Entropy-minimal subshifts

Question

Consider a subshift $X \subset \left\{0, \ldots, M \right\}^{\mathbb{N}}$. $X$ is said to be entropy-minimal if every subshift $Y \subsetneq X$ satisfies that $$h_{\mathrm{top}}(Y) < h_{\mathrm{top}}(X).$$ Equivalently, $X$ is entropy-minimal if for every word $\omega \in \mathcal{L}(X)$ the subshift $$ X_{\omega} = \left\{x \in X : \omega \text{ is not a factor of } x \right\}$$ satisfies that $h_{\mathrm{top}}(X_{\omega}) < h_{\mathrm{top}}(X)$.

It is a "folklore" result that irreducible subshifts of finite type of are entropy-minimal as well as subshifts with the specification property. Weaker notions of the specification property and entropy-minimality have been studied recently by Climenhaga, García-Ramos and Pavlov.

What I am looking for is a concrete example of a (one-dimensional) subshift $X$ that is non-entropy-minimal, transitive, and has positive topological entropy.

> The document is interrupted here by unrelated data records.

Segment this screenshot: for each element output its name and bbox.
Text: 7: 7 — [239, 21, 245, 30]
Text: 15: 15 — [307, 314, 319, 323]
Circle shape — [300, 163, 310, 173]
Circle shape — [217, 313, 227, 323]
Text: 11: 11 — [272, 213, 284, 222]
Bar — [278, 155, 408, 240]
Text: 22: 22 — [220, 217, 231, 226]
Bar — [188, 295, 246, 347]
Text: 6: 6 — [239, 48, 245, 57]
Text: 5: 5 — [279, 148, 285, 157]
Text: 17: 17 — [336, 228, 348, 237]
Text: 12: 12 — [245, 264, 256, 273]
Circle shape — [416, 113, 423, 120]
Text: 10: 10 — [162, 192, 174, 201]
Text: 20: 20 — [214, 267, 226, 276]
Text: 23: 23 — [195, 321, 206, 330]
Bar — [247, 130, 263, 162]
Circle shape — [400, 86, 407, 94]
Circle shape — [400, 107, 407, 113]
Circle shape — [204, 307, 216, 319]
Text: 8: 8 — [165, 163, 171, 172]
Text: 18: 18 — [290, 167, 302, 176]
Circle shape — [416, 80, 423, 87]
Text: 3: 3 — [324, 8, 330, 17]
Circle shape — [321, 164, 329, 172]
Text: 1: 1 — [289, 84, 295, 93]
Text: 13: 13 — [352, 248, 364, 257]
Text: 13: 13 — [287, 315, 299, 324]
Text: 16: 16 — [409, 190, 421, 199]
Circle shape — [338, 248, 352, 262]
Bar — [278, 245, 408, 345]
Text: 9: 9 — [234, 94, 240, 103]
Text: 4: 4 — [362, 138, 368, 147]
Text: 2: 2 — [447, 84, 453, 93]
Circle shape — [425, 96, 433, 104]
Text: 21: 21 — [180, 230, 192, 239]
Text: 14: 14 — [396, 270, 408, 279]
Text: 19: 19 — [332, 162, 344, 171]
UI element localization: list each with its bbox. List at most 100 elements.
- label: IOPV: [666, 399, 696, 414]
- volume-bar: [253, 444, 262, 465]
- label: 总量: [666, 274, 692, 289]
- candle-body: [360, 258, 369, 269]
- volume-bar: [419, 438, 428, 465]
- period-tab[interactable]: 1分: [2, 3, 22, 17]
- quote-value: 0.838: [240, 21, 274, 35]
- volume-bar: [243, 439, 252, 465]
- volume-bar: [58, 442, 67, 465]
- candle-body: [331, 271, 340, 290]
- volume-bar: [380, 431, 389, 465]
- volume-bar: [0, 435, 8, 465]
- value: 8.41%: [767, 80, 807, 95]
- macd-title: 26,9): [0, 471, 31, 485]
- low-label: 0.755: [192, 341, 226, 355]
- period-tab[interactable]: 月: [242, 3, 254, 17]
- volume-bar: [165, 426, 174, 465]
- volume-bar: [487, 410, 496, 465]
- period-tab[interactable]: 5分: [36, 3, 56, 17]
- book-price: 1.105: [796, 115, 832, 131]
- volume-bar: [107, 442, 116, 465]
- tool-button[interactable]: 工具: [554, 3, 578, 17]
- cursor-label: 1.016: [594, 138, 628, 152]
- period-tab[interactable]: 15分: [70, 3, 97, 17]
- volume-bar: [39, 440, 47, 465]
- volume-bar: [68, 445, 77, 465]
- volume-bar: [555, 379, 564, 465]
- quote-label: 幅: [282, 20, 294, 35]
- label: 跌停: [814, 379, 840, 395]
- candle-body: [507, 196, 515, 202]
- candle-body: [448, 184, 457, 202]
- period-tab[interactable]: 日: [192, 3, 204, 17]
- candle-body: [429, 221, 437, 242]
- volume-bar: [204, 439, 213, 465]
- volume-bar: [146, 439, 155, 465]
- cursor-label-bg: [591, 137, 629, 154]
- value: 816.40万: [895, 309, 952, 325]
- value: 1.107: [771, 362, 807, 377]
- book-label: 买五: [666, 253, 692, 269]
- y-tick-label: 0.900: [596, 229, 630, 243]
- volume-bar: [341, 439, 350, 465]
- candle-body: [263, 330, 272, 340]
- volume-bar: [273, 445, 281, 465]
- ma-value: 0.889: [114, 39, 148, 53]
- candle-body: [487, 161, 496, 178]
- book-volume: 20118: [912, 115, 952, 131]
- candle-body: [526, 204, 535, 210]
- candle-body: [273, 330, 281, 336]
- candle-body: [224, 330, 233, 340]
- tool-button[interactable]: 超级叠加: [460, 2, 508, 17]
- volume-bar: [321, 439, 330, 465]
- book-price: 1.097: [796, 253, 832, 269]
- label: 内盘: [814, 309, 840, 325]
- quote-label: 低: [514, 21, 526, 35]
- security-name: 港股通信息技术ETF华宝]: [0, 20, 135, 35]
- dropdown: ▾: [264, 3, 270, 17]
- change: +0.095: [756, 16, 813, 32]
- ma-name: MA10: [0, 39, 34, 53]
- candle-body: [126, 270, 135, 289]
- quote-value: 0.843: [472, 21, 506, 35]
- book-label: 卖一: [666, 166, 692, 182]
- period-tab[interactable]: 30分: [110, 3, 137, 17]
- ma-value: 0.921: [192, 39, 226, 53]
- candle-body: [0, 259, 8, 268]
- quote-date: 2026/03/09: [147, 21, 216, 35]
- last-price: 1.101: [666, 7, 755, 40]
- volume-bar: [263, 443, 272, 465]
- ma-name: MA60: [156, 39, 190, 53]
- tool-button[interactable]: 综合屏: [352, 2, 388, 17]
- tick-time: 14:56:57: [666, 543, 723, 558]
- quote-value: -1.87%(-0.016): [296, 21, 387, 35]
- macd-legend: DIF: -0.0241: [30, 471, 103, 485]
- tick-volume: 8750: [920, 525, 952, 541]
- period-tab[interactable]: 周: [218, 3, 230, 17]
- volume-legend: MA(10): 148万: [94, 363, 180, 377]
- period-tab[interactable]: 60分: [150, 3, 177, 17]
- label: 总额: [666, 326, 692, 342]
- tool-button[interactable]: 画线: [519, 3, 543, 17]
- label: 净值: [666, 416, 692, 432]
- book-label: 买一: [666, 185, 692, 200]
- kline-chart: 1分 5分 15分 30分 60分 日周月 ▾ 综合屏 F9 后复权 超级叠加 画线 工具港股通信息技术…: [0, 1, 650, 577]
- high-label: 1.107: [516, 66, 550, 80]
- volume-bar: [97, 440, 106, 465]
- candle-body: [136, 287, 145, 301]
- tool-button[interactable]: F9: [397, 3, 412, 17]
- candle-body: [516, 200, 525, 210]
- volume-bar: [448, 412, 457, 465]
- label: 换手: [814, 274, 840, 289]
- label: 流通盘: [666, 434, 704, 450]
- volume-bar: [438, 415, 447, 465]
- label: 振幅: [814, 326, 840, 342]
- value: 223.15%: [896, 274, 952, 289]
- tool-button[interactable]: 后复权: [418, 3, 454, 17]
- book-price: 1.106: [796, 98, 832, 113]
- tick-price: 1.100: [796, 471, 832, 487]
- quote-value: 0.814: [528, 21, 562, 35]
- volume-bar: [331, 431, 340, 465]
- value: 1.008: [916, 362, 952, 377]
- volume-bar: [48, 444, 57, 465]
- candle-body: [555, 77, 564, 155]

It will be interesting if such example is a binary subshift.

Answer 1

Let $f$ be a sublinear function that tends to infinity, such as $f(n) = \sqrt{n}$. Define $X \subset \{0,1,2\}^{\mathbb{N}}$ by forbidding all long enough words $w$ with more than $f(|w|)$ occurrences of $2$. Then $X$ has entropy $\log 2$ and is mixing, and properly contains the binary full shift, which likewise has entropy $\log 2$.

If you need a binary example, just replace the alphabet with three suitable binary words, like $01$, $001$ and $0001$.